La Cour rappelle plus précisément que les conventions et accords de branche, de groupe, interentreprises, d'entreprise et d'établissement sont rendus publics et versés dans une base de données nationales, « dont le contenu est publié en ligne dans un standard ouvert aisément réutilisable » (C.trav., art.L.2231-5). En l’espèce, les juges de cassation considèrent que le délai de forclusion pour agir en nullité d'un accord de branche n’a pas été respecté car il a commencé à courir à compter de la date à laquelle l'accord de branche a été rendu public par sa publication au bulletin officiel des conventions collectives, et non sur l'unique base de données devant être mise en ligne sur le site de Légifrance.

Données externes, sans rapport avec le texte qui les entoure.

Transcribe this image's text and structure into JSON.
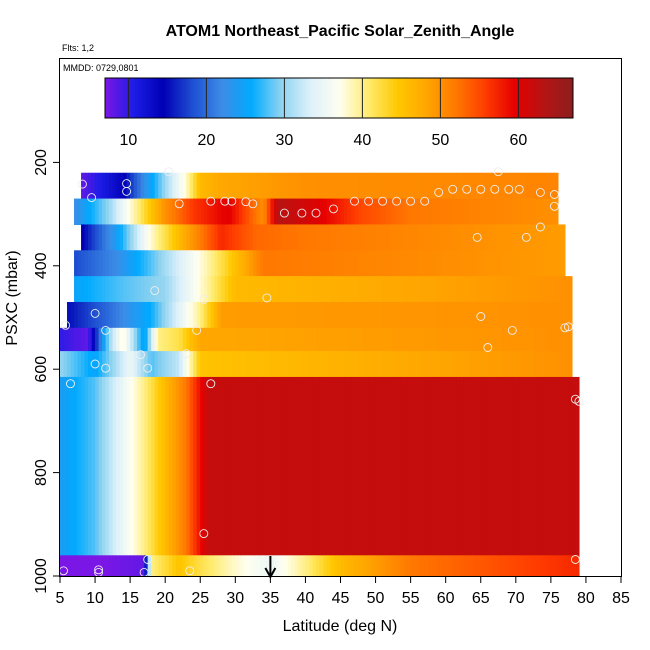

Il résulte donc de cette décision que le délai de forclusion pour agir en nullité d'un accord de branche court à compter de la date à laquelle l'accord de branche a été rendu public par sa publication au bulletin officiel des conventions collectives qui répond parfaitement à l'objectif de sécurité juridique. Selon les juges, le versement dans une base de données nationale, dont le contenu est publié en ligne dans un standard ouvert aisément réutilisable, n'est qu'une mesure complémentaire répondant à l'objectif d'accessibilité de la norme de droit. Et qu'en l'espèce, la publication pour les accords de branche sur le site Légifrance restait complémentaire

Ainsi la parution de l’accord de branche national au bulletin officiel des conventions collectives répond, tout comme la mise en ligne sur le site de Légifrance, à l’exigence légale de l’article L.2231-5-1 du code du travail, d’une publication « en ligne dans un standard ouvert aisément réutilisable » fait courir le délai de deux mois pour agir en nullité. Les juges de cassation viennent apporter donc une nuance, car s'il y a eu au préalable une publication au bulletin officiel des conventions collectives et par la suite une publication sur Légifrance, c'est bien la date de la publication au bulletin officiel des conventions collectives qui va faire courir le délai de forclusion pour agir en nullité d'un accord de branche.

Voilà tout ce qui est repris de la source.